Our favorite neighborhood


In June we asked you for nominations in our Family Favorite Neighborhoods contest. We wanted to celebrate the communities where we live and the neighbors who enrich our and our children’s lives.

More than 50 people wrote in to tell us about the pace of life in their town — or on their block — and the passels of kids playing outside and the fantastically creative block parties and all the amenities close by. Whew! We wish we could have visited all of you and sat with you on your front stoops.

But one essay stood out: Twelve-year-old Samantha Schnirring of Crowfoot Court in Eden Prairie wrote about how the kids on her cul-de-sac had decided they needed a clubhouse. At first they thought they’d save up for a shed, but their parents nixed that idea. But these kids were not going to give up on their dream so easily. They found a tent, the kind that sleeps eight in two “rooms,” for $200. For six months, they saved their allowance and sold their old toys at garage sales and the tent now stands in the Schnirring back yard.

A dozen kids hang out in the tent, or, rather, they run in and out of it in between games of kickball and basketball and what they call “very strategic” freeze tag.
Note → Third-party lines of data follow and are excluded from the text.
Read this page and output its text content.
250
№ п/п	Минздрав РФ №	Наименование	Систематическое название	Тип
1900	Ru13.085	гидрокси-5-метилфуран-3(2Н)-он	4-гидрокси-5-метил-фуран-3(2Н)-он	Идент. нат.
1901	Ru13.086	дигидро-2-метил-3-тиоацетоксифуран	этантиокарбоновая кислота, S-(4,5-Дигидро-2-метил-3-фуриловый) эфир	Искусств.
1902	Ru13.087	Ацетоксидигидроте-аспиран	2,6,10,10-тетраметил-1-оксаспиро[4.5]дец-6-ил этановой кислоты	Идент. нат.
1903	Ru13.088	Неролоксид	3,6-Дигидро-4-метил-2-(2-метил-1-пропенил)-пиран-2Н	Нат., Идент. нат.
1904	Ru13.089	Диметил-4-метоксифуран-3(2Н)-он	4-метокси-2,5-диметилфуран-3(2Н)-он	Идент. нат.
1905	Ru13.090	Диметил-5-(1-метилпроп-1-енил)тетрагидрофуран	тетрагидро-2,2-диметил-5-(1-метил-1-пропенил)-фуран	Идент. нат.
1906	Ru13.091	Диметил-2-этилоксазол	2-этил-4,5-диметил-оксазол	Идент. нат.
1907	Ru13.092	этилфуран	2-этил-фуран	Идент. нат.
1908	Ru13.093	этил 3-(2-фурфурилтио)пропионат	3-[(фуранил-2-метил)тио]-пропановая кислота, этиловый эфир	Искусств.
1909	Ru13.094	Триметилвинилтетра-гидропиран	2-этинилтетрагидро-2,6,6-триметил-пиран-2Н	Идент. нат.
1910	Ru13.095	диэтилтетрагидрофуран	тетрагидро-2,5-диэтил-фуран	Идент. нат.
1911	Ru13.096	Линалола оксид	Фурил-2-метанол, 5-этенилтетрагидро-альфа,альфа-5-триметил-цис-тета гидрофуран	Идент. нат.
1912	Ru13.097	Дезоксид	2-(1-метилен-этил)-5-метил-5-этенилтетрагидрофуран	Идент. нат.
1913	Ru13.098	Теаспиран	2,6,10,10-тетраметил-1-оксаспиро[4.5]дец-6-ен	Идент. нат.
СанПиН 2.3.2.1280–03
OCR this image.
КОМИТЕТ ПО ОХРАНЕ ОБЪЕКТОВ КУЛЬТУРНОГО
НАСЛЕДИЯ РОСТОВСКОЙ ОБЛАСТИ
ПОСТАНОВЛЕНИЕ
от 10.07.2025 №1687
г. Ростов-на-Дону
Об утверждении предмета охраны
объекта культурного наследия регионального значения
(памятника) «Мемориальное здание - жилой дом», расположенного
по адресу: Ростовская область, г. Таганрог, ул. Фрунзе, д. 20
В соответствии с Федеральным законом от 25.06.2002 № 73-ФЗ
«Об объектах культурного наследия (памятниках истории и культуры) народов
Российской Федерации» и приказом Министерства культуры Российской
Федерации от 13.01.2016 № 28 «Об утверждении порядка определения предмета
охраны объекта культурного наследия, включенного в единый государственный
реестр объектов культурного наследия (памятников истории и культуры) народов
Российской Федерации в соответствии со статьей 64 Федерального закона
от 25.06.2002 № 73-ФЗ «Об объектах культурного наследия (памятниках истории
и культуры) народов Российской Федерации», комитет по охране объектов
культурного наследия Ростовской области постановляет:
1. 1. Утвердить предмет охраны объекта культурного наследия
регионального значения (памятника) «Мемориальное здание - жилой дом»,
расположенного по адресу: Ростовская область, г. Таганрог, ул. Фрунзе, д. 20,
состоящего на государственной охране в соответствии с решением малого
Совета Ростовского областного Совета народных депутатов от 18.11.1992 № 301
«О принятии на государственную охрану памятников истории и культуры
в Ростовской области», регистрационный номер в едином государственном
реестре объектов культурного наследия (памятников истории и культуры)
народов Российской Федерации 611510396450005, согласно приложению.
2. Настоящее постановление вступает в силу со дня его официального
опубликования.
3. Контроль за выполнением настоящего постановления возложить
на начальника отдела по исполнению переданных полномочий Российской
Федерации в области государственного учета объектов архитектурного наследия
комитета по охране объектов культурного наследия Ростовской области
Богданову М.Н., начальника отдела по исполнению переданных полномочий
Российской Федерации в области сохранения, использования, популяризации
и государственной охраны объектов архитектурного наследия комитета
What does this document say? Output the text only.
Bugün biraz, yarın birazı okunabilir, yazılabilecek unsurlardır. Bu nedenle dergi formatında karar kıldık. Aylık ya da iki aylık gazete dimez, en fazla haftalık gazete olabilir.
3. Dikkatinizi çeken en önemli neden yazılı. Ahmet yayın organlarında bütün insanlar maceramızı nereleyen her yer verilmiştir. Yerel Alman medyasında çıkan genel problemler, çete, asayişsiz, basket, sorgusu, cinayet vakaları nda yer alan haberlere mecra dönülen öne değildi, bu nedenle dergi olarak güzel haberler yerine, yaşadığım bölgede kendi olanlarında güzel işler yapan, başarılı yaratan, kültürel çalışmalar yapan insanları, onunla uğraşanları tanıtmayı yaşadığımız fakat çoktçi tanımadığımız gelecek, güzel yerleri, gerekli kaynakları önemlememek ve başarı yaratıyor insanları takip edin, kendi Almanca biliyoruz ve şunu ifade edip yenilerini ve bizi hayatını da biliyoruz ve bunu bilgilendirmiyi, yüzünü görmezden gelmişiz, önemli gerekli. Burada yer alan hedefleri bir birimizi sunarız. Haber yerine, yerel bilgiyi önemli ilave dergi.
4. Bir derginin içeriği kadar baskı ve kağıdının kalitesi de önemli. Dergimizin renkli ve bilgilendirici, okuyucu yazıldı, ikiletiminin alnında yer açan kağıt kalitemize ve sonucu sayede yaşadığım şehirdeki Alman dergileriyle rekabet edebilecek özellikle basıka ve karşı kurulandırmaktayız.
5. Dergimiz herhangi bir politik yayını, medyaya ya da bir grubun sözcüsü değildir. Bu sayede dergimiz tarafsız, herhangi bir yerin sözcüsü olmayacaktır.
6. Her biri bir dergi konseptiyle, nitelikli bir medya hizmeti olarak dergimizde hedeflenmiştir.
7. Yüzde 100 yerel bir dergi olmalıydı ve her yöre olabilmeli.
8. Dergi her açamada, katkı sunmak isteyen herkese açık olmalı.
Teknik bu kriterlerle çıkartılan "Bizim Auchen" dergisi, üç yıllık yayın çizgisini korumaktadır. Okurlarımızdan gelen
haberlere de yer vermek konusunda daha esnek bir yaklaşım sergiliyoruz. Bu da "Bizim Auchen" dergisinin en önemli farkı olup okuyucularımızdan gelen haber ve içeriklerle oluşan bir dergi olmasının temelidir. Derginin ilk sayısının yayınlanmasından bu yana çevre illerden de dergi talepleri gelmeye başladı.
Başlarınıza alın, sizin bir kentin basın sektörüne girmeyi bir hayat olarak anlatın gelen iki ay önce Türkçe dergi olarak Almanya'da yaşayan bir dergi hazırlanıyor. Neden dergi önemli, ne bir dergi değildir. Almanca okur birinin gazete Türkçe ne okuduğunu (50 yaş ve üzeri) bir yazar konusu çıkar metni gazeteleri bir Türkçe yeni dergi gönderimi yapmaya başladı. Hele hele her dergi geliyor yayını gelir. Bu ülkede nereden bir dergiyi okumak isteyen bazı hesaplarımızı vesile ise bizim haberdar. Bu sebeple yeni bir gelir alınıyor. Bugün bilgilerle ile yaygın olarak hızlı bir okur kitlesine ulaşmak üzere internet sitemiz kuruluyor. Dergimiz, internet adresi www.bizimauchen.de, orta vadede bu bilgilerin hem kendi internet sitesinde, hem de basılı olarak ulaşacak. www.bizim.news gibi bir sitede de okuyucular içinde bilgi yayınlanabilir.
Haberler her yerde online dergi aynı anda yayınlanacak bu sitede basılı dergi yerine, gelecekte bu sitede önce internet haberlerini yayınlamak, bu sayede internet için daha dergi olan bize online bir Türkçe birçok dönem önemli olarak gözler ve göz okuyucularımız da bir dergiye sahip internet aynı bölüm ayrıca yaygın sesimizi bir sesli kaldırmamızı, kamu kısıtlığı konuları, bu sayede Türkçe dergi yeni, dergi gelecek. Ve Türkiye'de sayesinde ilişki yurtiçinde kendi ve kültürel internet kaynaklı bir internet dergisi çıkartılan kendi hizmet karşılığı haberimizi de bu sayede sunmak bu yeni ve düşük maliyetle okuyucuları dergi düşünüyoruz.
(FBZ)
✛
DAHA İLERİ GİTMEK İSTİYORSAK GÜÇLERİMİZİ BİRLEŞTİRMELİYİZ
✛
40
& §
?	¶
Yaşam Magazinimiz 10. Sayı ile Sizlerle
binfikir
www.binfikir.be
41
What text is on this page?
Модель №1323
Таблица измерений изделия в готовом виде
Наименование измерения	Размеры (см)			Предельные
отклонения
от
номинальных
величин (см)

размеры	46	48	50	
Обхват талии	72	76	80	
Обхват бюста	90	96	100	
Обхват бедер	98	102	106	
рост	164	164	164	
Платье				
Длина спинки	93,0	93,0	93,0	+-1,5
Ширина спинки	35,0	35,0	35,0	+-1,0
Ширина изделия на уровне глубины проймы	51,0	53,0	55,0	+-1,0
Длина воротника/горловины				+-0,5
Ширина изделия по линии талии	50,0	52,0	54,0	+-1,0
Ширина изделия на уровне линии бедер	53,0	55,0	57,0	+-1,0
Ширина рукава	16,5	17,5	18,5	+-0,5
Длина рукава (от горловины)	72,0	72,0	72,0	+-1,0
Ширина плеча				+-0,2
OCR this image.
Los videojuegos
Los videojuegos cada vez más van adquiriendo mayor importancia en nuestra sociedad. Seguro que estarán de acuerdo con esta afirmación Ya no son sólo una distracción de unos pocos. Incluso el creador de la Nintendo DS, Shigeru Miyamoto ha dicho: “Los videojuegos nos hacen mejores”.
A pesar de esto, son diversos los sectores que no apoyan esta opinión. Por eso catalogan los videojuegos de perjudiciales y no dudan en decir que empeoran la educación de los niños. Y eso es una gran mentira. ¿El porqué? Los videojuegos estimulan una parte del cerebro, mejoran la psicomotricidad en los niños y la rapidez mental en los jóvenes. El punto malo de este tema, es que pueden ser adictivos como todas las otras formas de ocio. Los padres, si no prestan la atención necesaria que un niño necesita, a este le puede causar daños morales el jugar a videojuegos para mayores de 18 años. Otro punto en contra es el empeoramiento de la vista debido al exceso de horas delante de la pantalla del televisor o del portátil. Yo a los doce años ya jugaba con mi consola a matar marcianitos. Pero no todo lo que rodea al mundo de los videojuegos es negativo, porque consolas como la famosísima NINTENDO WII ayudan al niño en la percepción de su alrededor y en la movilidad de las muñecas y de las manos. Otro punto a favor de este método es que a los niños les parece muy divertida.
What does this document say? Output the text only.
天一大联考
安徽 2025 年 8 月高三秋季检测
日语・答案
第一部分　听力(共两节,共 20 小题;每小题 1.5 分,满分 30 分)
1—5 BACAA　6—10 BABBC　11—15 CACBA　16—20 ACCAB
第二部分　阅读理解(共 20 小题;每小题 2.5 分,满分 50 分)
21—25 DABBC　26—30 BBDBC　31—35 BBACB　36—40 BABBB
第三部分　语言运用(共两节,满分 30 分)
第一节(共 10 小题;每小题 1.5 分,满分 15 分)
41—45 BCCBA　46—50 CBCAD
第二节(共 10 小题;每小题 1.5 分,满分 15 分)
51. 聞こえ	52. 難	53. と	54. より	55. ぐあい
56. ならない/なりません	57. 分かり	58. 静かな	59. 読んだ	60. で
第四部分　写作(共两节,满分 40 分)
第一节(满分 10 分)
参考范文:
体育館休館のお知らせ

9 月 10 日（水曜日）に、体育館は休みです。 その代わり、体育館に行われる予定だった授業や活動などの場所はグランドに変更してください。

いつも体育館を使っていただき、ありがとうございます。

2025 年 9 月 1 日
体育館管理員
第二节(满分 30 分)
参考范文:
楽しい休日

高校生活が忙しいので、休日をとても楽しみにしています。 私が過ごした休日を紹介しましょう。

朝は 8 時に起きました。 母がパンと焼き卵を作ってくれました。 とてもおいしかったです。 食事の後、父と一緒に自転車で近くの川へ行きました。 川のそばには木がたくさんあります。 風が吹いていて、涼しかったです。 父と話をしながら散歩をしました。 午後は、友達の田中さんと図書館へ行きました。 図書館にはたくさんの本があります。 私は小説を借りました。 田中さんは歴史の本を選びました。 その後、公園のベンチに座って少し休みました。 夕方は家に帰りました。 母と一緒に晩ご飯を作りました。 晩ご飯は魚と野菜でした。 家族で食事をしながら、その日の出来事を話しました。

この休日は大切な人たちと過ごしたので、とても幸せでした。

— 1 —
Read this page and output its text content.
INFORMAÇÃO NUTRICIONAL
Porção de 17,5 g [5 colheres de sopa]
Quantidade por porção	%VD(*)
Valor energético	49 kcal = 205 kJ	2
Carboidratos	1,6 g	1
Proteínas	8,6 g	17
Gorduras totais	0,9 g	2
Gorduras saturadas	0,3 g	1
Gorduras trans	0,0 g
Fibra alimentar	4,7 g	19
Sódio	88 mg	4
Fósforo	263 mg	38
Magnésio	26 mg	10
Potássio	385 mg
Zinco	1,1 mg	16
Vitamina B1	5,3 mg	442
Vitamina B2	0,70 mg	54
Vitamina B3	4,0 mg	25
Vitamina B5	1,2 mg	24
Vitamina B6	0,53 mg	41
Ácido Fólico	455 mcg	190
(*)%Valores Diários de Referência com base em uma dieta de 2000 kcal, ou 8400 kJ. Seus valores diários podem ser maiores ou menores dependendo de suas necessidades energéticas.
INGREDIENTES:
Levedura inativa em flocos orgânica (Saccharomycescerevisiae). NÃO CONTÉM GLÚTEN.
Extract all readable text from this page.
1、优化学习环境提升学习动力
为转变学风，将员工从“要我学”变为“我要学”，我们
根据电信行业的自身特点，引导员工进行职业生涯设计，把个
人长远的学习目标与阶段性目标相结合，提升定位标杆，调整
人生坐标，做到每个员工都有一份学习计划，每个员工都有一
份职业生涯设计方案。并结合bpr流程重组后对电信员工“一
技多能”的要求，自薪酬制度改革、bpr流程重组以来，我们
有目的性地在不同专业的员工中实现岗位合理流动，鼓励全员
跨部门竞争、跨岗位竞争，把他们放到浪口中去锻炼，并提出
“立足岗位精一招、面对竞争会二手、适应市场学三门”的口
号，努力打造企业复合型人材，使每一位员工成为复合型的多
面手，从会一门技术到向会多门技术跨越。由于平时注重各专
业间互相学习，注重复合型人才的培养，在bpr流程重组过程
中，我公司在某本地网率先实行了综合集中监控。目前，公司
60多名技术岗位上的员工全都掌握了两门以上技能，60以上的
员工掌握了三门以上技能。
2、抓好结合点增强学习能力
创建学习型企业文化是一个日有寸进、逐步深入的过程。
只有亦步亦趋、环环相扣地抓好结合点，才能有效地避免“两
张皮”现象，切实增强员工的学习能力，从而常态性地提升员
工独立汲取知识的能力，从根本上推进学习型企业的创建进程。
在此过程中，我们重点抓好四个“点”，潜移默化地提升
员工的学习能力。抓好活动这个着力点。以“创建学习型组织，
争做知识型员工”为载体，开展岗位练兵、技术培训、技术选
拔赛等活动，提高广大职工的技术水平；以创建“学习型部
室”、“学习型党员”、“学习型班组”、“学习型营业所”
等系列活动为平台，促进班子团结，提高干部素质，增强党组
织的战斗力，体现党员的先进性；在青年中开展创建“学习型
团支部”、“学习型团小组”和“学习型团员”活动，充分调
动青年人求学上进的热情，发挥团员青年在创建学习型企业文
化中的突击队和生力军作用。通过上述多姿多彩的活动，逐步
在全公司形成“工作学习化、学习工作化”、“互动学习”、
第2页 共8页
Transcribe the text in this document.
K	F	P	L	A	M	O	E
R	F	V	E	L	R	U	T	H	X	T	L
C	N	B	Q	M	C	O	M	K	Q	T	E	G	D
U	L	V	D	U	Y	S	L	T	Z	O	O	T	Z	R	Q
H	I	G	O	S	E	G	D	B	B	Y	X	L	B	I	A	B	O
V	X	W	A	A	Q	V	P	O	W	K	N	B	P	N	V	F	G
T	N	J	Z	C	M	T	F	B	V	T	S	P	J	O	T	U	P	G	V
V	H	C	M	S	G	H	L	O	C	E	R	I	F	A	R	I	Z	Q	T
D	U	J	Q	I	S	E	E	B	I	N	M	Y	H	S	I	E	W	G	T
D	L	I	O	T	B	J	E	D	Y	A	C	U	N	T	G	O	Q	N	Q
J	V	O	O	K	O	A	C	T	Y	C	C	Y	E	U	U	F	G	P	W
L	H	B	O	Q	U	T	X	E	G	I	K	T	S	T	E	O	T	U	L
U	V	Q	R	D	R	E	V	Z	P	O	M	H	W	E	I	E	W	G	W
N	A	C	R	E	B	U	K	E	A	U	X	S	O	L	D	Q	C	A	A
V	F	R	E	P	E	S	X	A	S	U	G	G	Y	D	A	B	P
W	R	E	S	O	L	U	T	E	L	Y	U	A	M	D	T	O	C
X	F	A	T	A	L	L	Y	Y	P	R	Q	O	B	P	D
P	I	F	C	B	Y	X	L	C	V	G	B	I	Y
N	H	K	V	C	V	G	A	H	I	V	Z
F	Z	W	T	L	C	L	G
Everybody kicks their Crocs off at the door — no shoes allowed! — and they all clean it out once a month with a vacuum cleaner they bought with their leftover garage sale money.

“This is the kind of neighborhood I grew up in,” says Stacy Long, whose kids Henry, 6, and Greta, 3, keep up with the bigger kids in their games. “There are some times I’d like more space in our house, but it’s just so hard to think of ever leaving. I have life-long friends from my neighborhood.”

Samantha’s mom, Denise Schnirring, says her daughter wants to be a writer and chose to write her entry one day as her summer “homework.” She says the six families also host some sort of neighborhood party nearly every month — whether its for Halloween or Easter — and pass around a “neighborhood plate.” Each house fills it with treats and passes it to the next and it could keep making the rounds indefinitely.

Pretty soon, Samantha says, it will be time to take down the tent for the winter, but the clubhouse will just move into someone’s basement. “We have all grown up together in this great neighborhood,” her essay concludes. “I hope you see why my neighborhood is so great!”

Congratulations, Samantha — and all the kids of Crowfoot Court!